All through the childhood he’d spent in the Deepwoods, Twig had longed to rise up over the forest canopy and explore the sky above. It was as if, even then, his body had known that this was where he belonged. And perhaps it had. After all, Cloud Wolf, himself, had said on more than one occasion that sky-piracy was ‘in the blood’ and with such a father …
Twig could hear him now, bellowing commands, and he smiled as he imagined the crew hurrying to obey him. For Cloud Wolf kept a tight ship. He was harsh, but just, and it was to his credit that, with him as its captain, the Stormchaser had suffered fewer casualties than any other sky pirate ship.
It was, however, the harshness of his justice which now kept Twig cowering in the flat-head’s berth, too nervous to appear until Slyvo Spleethe had spoken up for him. He had no option but to wait.
‘Storm to starboard, and advancing,’ came Spiker’s shrill cry. ‘Three minutes to contact, and closing.’
‘Belay that skysail,’ roared Cloud Wolf. ‘And check all winding-cleats.’
As the sky ship pitched abruptly to the left, Twig clutched hold of the main stanchion and clung on tightly. He knew the turbulence was a mere foretaste of what was to come. Normally at this point, with a storm so close, the Stormchaser would descend, drop anchor and remain there until it had passed. But not today.
Today, the sky ship would greet the storm up in the sky. It would tack closer and closer, until it was drawn into the hurricane-force slip-stream and be whisked away. Ever faster the Stormchaser would fly, inching its way round to the head of the storm. Then, when Cloud Wolf judged the moment to be right, it would spin round and pierce the outer shell of the maelstrom.
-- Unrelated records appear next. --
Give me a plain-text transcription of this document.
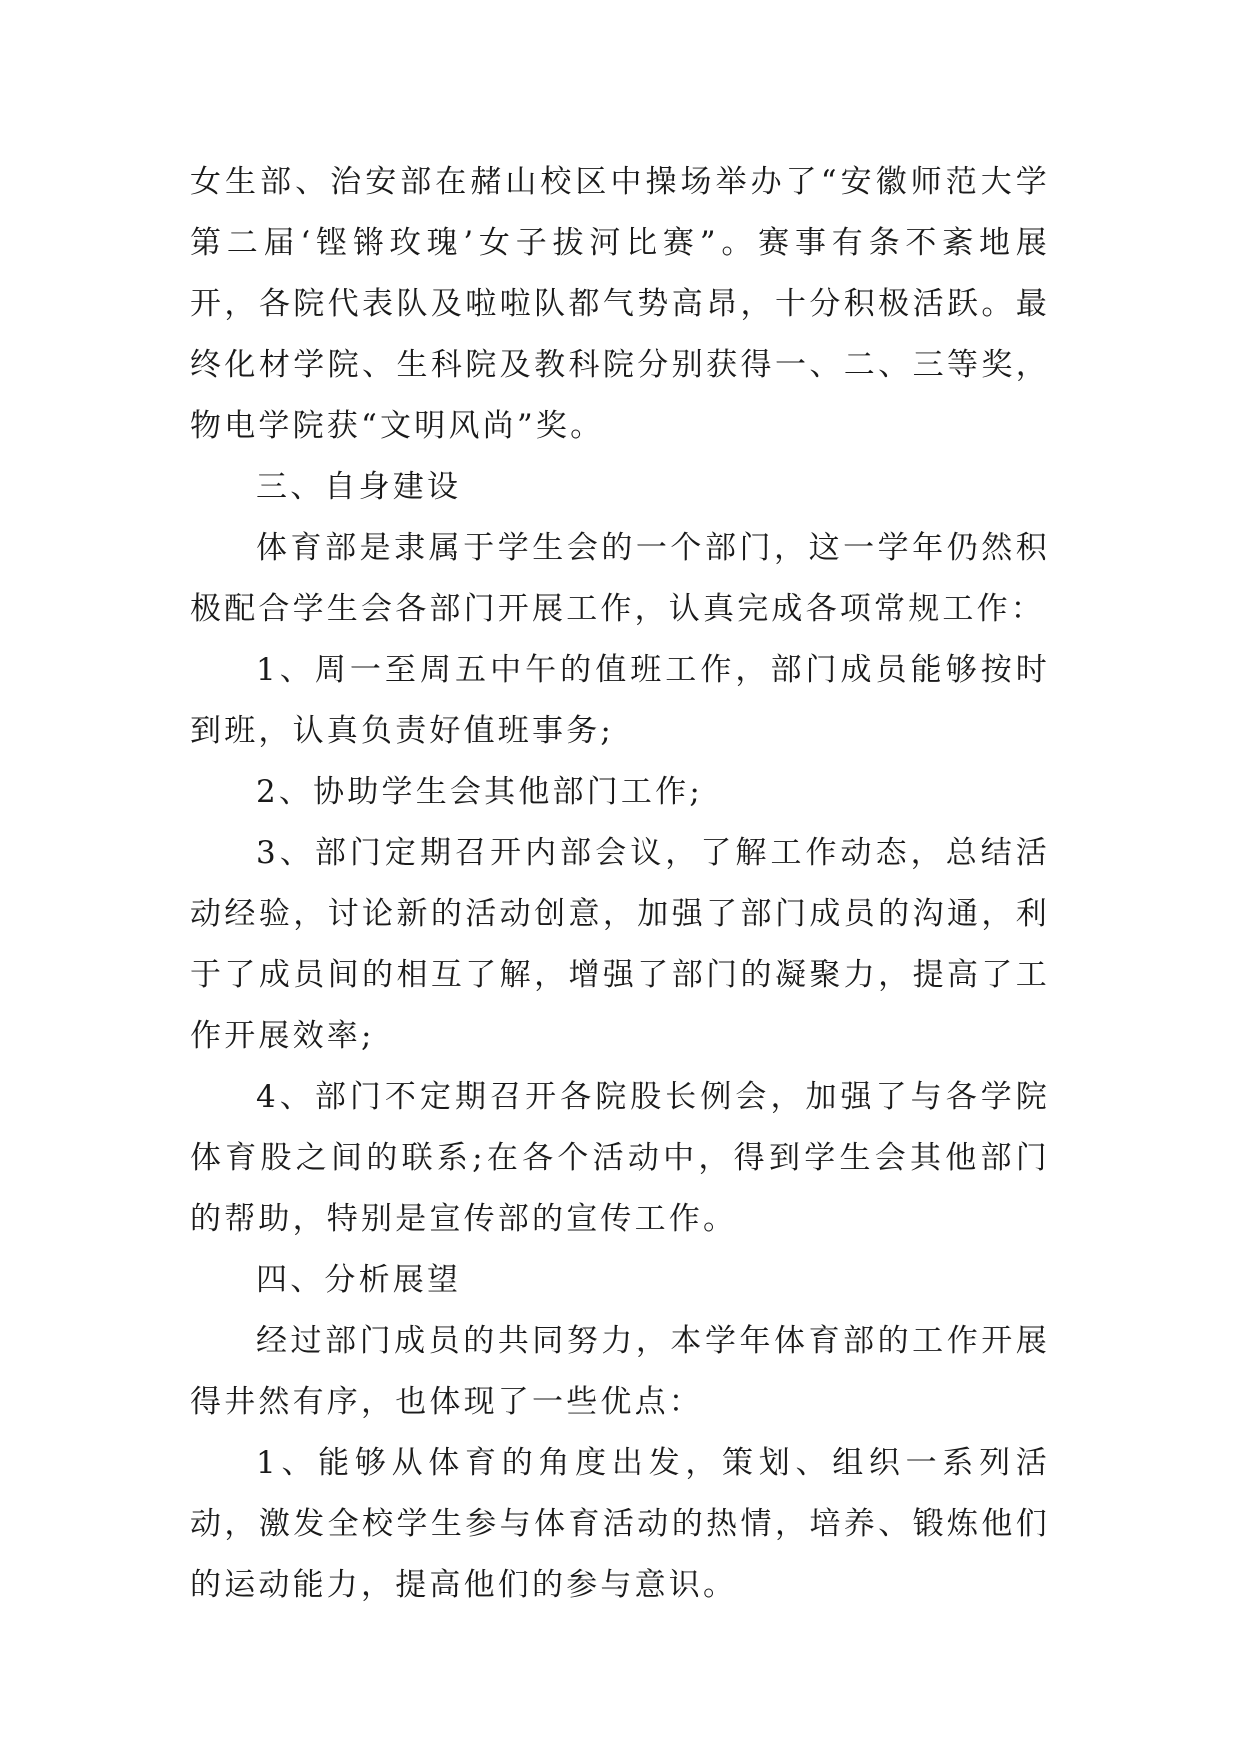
女生部、治安部在赭山校区中操场举办了“安徽师范大学第二届‘铿锵玫瑰’女子拔河比赛”。赛事有条不紊地展开，各院代表队及啦啦队都气势高昂，十分积极活跃。最终化材学院、生科院及教科院分别获得一、二、三等奖，物电学院获“文明风尚”奖。

三、自身建设

体育部是隶属于学生会的一个部门，这一学年仍然积极配合学生会各部门开展工作，认真完成各项常规工作：

1、周一至周五中午的值班工作，部门成员能够按时到班，认真负责好值班事务;

2、协助学生会其他部门工作;

3、部门定期召开内部会议，了解工作动态，总结活动经验，讨论新的活动创意，加强了部门成员的沟通，利于了成员间的相互了解，增强了部门的凝聚力，提高了工作开展效率;

4、部门不定期召开各院股长例会，加强了与各学院体育股之间的联系;在各个活动中，得到学生会其他部门的帮助，特别是宣传部的宣传工作。

四、分析展望

经过部门成员的共同努力，本学年体育部的工作开展得井然有序，也体现了一些优点：

1、能够从体育的角度出发，策划、组织一系列活动，激发全校学生参与体育活动的热情，培养、锻炼他们的运动能力，提高他们的参与意识。
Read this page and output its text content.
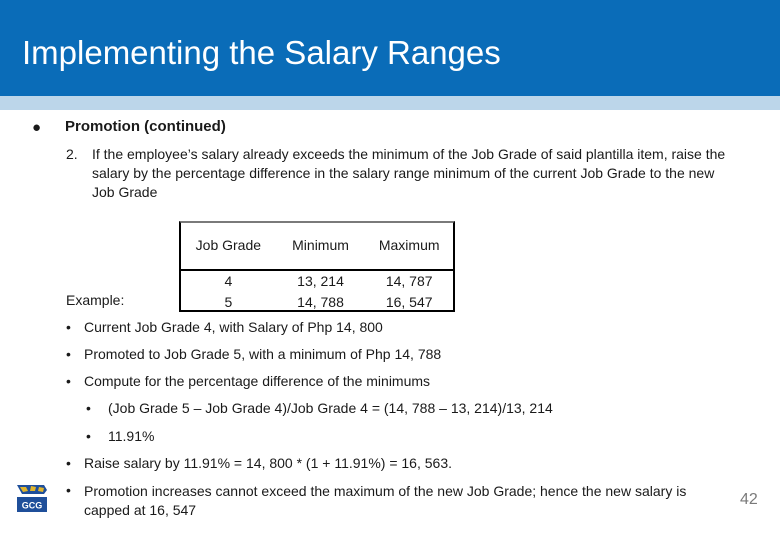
Implementing the Salary Ranges
● Promotion (continued)
2. If the employee’s salary already exceeds the minimum of the Job Grade of said plantilla item, raise the salary by the percentage difference in the salary range minimum of the current Job Grade to the new Job Grade
Example:
Job Grade	Minimum	Maximum
4	13, 214	14, 787
5	14, 788	16, 547
• Current Job Grade 4, with Salary of Php 14, 800
• Promoted to Job Grade 5, with a minimum of Php 14, 788
• Compute for the percentage difference of the minimums
• (Job Grade 5 – Job Grade 4)/Job Grade 4 = (14, 788 – 13, 214)/13, 214
• 11.91%
• Raise salary by 11.91% = 14, 800 * (1 + 11.91%) = 16, 563.
• Promotion increases cannot exceed the maximum of the new Job Grade; hence the new salary is capped at 16, 547
GCG	42
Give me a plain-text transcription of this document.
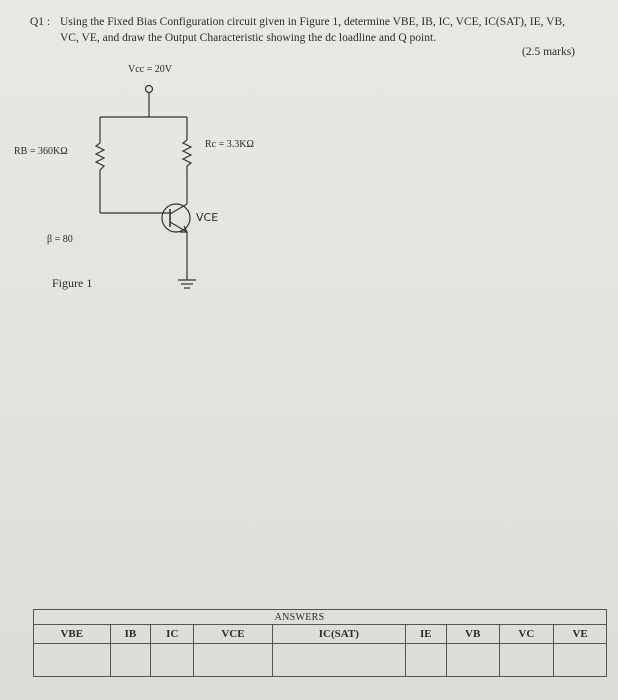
Q1 : Using the Fixed Bias Configuration circuit given in Figure 1, determine VBE, IB, IC, VCE, IC(SAT), IE, VB,
VC, VE, and draw the Output Characteristic showing the dc loadline and Q point.
(2.5 marks)
Vcc = 20V
RB = 360KΩ
Rc = 3.3KΩ
VCE
β = 80
Figure 1
			ANSWERS					
VBE	IB	IC	VCE	IC(SAT)	IE	VB	VC	VE
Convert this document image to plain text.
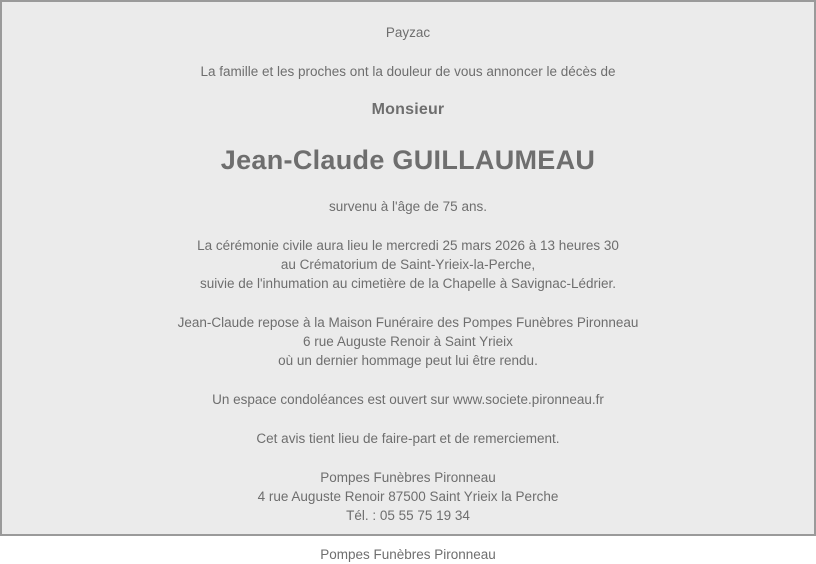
Payzac
La famille et les proches ont la douleur de vous annoncer le décès de
Monsieur
Jean-Claude GUILLAUMEAU
survenu à l'âge de 75 ans.

La cérémonie civile aura lieu le mercredi 25 mars 2026 à 13 heures 30

au Crématorium de Saint-Yrieix-la-Perche,

suivie de l'inhumation au cimetière de la Chapelle à Savignac-Lédrier.

Jean-Claude repose à la Maison Funéraire des Pompes Funèbres Pironneau

6 rue Auguste Renoir à Saint Yrieix

où un dernier hommage peut lui être rendu.

Un espace condoléances est ouvert sur www.societe.pironneau.fr
Cet avis tient lieu de faire-part et de remerciement.

Pompes Funèbres Pironneau

4 rue Auguste Renoir 87500 Saint Yrieix la Perche

Tél. : 05 55 75 19 34

Pompes Funèbres Pironneau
This was the most dangerous moment of all. If the Stormchaser flew too slowly, it would break up in the violent air. If it flew too fast, then there was always the risk
that they would pass straight through the storm, emerge on the other side and watch helplessly as the Great Storm continued without them. In either event, their quest for stormphrax would be over.
No, Twig had heard that there was only one way to penetrate the inner calm of a Great Storm safely, and that was to hold the sky ship at a thirty-five degree angle against the windspin at least, that was the theory. Yet, as the sky ship bucked and turned and Twig held on for grim death, the Stormchaser struck him as absurdly small and fragile for so daunting a task, no matter what angle they chose.
‘One minute to contact, and counting,’ Spiker shouted above the oncoming roar.
‘Secure that spinnaker!’ Cloud Wolf screamed. ‘And Spiker, get down from the caternest, NOW!’
Twig had never heard such urgency in Cloud Wolf’s voice before. What must it look like, he wondered, this Great Storm which filled his father the esteemed Quintinius Verginix with so much terror and awe? He had to see for himself.
Hand over hand, he pulled himself along a crossbeam towards the hull. Although there were no portholes down this deep in the sky ship, the cracks between the curving planks of lufwood were, in places, wide enough to see through. Wedge-shaped chinks of light sliced through the gloom. Reaching the hull at last, Twig knelt down and peered into the cracks.
Below him, he saw the featureless wasteland of the Mire stretching out in every direction. The white mud rippled in the wind, as if the entire wasteland had been transformed into a vast ocean. And there, to complete the illusion, was a ship.
‘Except It’s not sailing,’ Twig muttered as he squinted at the distant shipwreck. ‘And probably never will again.’
As the Stormchaser sped onwards, Twig realized that the ship had not been abandoned. There was someone there: a tall, thin figure, brandishing his fist at the sky. As colourless as his surroundings, he was well camouflaged. Twig wouldn’t have noticed him at all had it not been for the bright lightning of the approaching storm glinting on the dagger clenched in his fist.